Creating a personal workspace using Apache Zeppelin
- Enterprises have business analysts, developers, data analysts, data scientists, and data engineers among other users who would like to use Spark for data processing. BlueData provides the ability for all of these different users to leverage their tools of their choice. For example, business analysts may prefer using a user-friendly, web-based notebook instead of shell scripts and command line.
- When you create an Apache Spark 1.4 cluster in BlueData EPIC, a Zeppelin notebook is immediately available (with a tutorial).
- Users can click on the Zeppelin notebook link on the cluster detail screen.
- Once they are in Zepellin, individual users can create their own “note” (workspace) or try the tutorial to learn about using Zeppelin notebook.
Iterative analysis and visualization using Spark with Zeppelin
- Click on your note. In this example, we are using a “Spark on BlueData” note.
- There are a number of interpreters supported out of the box to process Spark, SQL, Hive, Shell and other types of code in Notebook.
- Lets look at a specific example. In this note, there is a %md (markdown) section with some introduction to the note. Then we are creating a DataFrame from a JSON file in HDFS, and running a SQL query on the data in DataFrame.
Running Spark shell using command line
- Some data scientists and developers prefer using command line projects.

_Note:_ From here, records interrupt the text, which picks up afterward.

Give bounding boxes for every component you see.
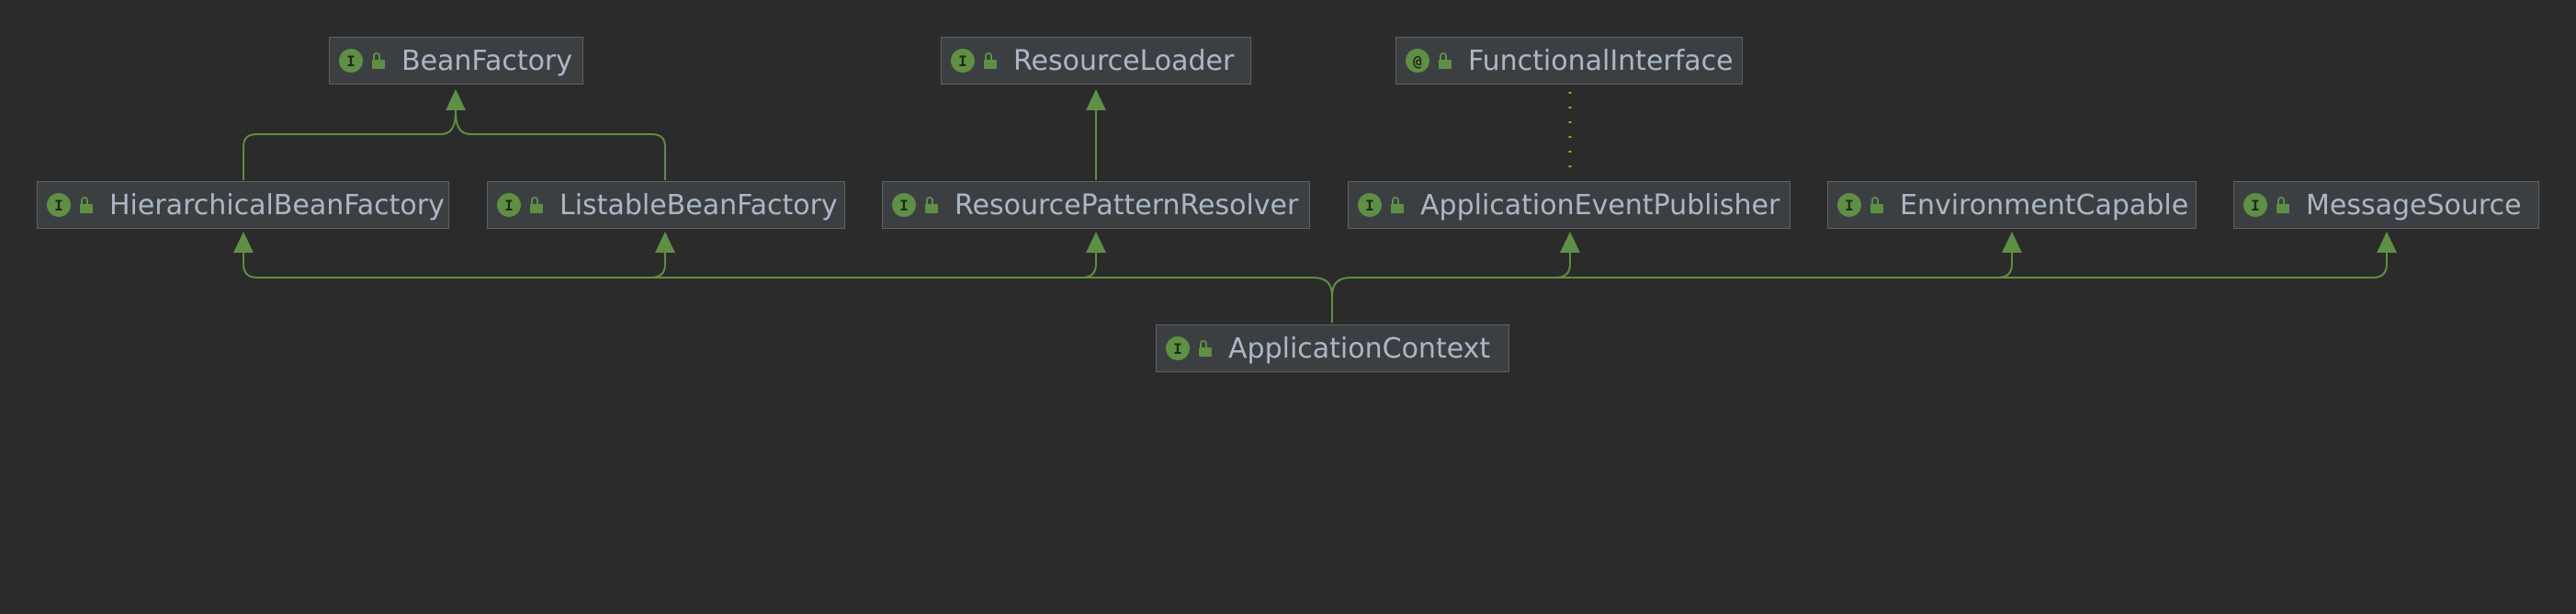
node-label: ResourcePatternResolver xyxy=(955,188,1299,222)
node-label: FunctionalInterface xyxy=(1468,44,1734,77)
edge-hierarchical-to-beanfactory xyxy=(243,96,457,180)
arrowhead-listablebeanfactory xyxy=(655,232,675,253)
interface-icon: I xyxy=(1166,336,1190,360)
interface-icon: I xyxy=(1837,193,1861,217)
interface-icon: I xyxy=(339,49,363,73)
arrowhead-environmentcapable xyxy=(2002,232,2022,253)
lock-icon xyxy=(1199,340,1212,357)
node-application-event-publisher[interactable]: I ApplicationEventPublisher xyxy=(1348,181,1791,229)
interface-icon: I xyxy=(951,49,975,73)
lock-icon xyxy=(1439,52,1452,69)
node-label: MessageSource xyxy=(2306,188,2522,222)
lock-icon xyxy=(925,197,938,213)
lock-icon xyxy=(1391,197,1404,213)
interface-icon: I xyxy=(497,193,521,217)
node-label: ListableBeanFactory xyxy=(559,188,838,222)
node-hierarchical-bean-factory[interactable]: I HierarchicalBeanFactory xyxy=(37,181,449,229)
node-label: HierarchicalBeanFactory xyxy=(109,188,445,222)
node-label: ApplicationContext xyxy=(1228,332,1491,365)
arrowhead-applicationeventpublisher xyxy=(1560,232,1580,253)
arrowhead-resourcepatternresolver xyxy=(1086,232,1106,253)
interface-icon: I xyxy=(1358,193,1382,217)
edge-listable-to-beanfactory xyxy=(455,96,666,180)
node-resource-pattern-resolver[interactable]: I ResourcePatternResolver xyxy=(882,181,1310,229)
edge-applicationcontext-bus xyxy=(243,237,1333,323)
node-label: ApplicationEventPublisher xyxy=(1420,188,1780,222)
arrowhead-beanfactory xyxy=(446,89,466,110)
lock-icon xyxy=(80,197,93,213)
lock-icon xyxy=(372,52,385,69)
lock-icon xyxy=(530,197,543,213)
node-environment-capable[interactable]: I EnvironmentCapable xyxy=(1827,181,2197,229)
arrowhead-hierarchicalbeanfactory xyxy=(233,232,254,253)
node-resource-loader[interactable]: I ResourceLoader xyxy=(941,37,1251,85)
arrowhead-resourceloader xyxy=(1086,89,1106,110)
node-functional-interface[interactable]: @ FunctionalInterface xyxy=(1395,37,1743,85)
node-application-context[interactable]: I ApplicationContext xyxy=(1156,324,1509,372)
interface-icon: I xyxy=(892,193,916,217)
node-listable-bean-factory[interactable]: I ListableBeanFactory xyxy=(487,181,845,229)
node-label: ResourceLoader xyxy=(1013,44,1235,77)
edges-layer xyxy=(233,89,2397,323)
node-message-source[interactable]: I MessageSource xyxy=(2233,181,2539,229)
lock-icon xyxy=(984,52,997,69)
interface-icon: I xyxy=(47,193,71,217)
annotation-icon: @ xyxy=(1406,49,1429,73)
node-bean-factory[interactable]: I BeanFactory xyxy=(329,37,583,85)
arrowhead-messagesource xyxy=(2377,232,2397,253)
node-label: BeanFactory xyxy=(401,44,573,77)
node-label: EnvironmentCapable xyxy=(1900,188,2189,222)
lock-icon xyxy=(2277,197,2289,213)
interface-icon: I xyxy=(2243,193,2267,217)
edge-applicationcontext-bus-right xyxy=(1331,237,2388,297)
uml-class-diagram: I BeanFactory I ResourceLoader @ Functio… xyxy=(0,0,2576,614)
lock-icon xyxy=(1870,197,1883,213)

It gives them more control over their environments and enables them to add other components that may not be available out of the box.
- With BlueData EPIC, the Spark cluster provides SSH access to Spark-Shell, SparkR and other Spark projects. Users can create their own environments and work in their isolated workspace.
Sharing results between sessions and users with Hive persistence
- Spark programs allow users with a variety of skillsets to process the data. The ability to store their results, with the metadata, is highly desirable to enable sharing with other users and processes.
- BlueData offers pre-built integration with Apache Hive metastore to store results as tables. Spark can also access Hive tables created outside of Spark pipeline. Now users can run Spark SQL queries and Hive queries on persistent tables.
Submitting Spark jobs via the BlueData user interface
- BlueData provides out-of-the-box capability to not only create Spark clusters, it also offers a friendly user interface to submit Spark jobs without having to login to the cluster or understand the details about a cluster including IP addresses and ports of running services.
In summary, the BlueData EPIC software platform offers a turnkey solution to deploy Apache Spark in an on-premises environment for multiple users (and multiple types of users). Enterprises can get started quickly and users can be productive with Spark in a short amount of time – with instant access to their own Spark clusters and all of the associated services, data, and tools they need. It’s EPIC. And you can try it out for free.